Further, Beach did not use the vascular neck restraint technique. Instead, he used a “bar arm choke” which compresses the windpipe and vocal cords and suppresses the air flow to the lungs, which can induce unconsciousness. That dangerous and potentially fatal technique is not approved by the Muskogee Police Department for any application. Also not approved is using a hand to choke a suspect.

The police department reported that if he had possessed the proper training, it found Beach would have been justified in using an approved restraint technique because its review of the video showed that Neel was about to head-butt him and that his reaction was not in response to the suspect calling him a “punk-ass bitch.”

“When a suspect is handcuffed,” the official statement reads, “his ability to inflict an assault on an officer is reduced, but is not eliminated. Lt. Beach, during the course of the incident, believed the suspect, acting with such intense anger, was going to strike Lt. Beach with his head.”

The statement goes on to reiterate that the techniques Beach used were not authorized by the department and “corrective action has been taken.”
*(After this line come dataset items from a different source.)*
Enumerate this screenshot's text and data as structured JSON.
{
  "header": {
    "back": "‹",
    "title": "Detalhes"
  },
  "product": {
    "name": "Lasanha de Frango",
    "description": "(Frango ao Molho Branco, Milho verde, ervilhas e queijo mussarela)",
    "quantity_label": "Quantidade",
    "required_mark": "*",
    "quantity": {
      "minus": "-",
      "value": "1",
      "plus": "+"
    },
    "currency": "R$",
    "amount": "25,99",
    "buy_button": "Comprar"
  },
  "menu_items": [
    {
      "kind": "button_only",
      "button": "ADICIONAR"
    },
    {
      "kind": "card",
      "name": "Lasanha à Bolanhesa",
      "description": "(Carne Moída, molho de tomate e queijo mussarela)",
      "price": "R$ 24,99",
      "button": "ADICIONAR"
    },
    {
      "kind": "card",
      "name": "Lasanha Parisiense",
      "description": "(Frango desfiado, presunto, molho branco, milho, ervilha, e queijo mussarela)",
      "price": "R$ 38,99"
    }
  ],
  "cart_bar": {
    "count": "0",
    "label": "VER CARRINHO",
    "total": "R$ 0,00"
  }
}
Police department policy requires the police to get immediate medical attention for suspects against whom the correct vascular restraint method is used and to inform the medical personnel that a neck restraint was used. However, in this case, not only did they not get immediate medical attention for Neel, but when EMTs finally arrived to the holding area at the jail, they were only informed that Neel had a laceration on his head, and not that he was choked by an officer.

In addition, jail personnel are supposed to be informed of the usage of the technique, but they also were not.

The department also stated that leaning on the suspect’s neck with a knee is not an approved means of restraint. The department said it is implementing a “mandatory refresher” on new methods that do not utilize the unapproved technique.

Neal was convicted in 2006 of possession of controlled dangerous substance and possession of CDS in jail, for which he received a 3-year deferred sentence. In 2010, he was convicted of misdemeanor disturbing the peace for fighting in Coweta and using “language to evoke.” In the March 17 case, he has been charged with misdemeanor domestic abuse, misdemeanor assault on a police officer and misdemeanor resisting an officer. Police say they reached out to him about his request to file a brutality complaint against Beach, but they have been unable to reach him. A warrant has been issued for his arrest.

The Police Department’s responses to MuskogeeNOW’s questions on the incident can be read here. Note: the questions are the police department’s paraphrase of the questions, not as exactly asked by MuskogeeNOW, which appear below:

UPDATE 6/29: The police department said Beach’s discipline, though they still can’t specify what that entailed, was on May 12. Beach has had no complaints of excessive force in the past 30 years, according to police spokesperson Lynn Hamlin.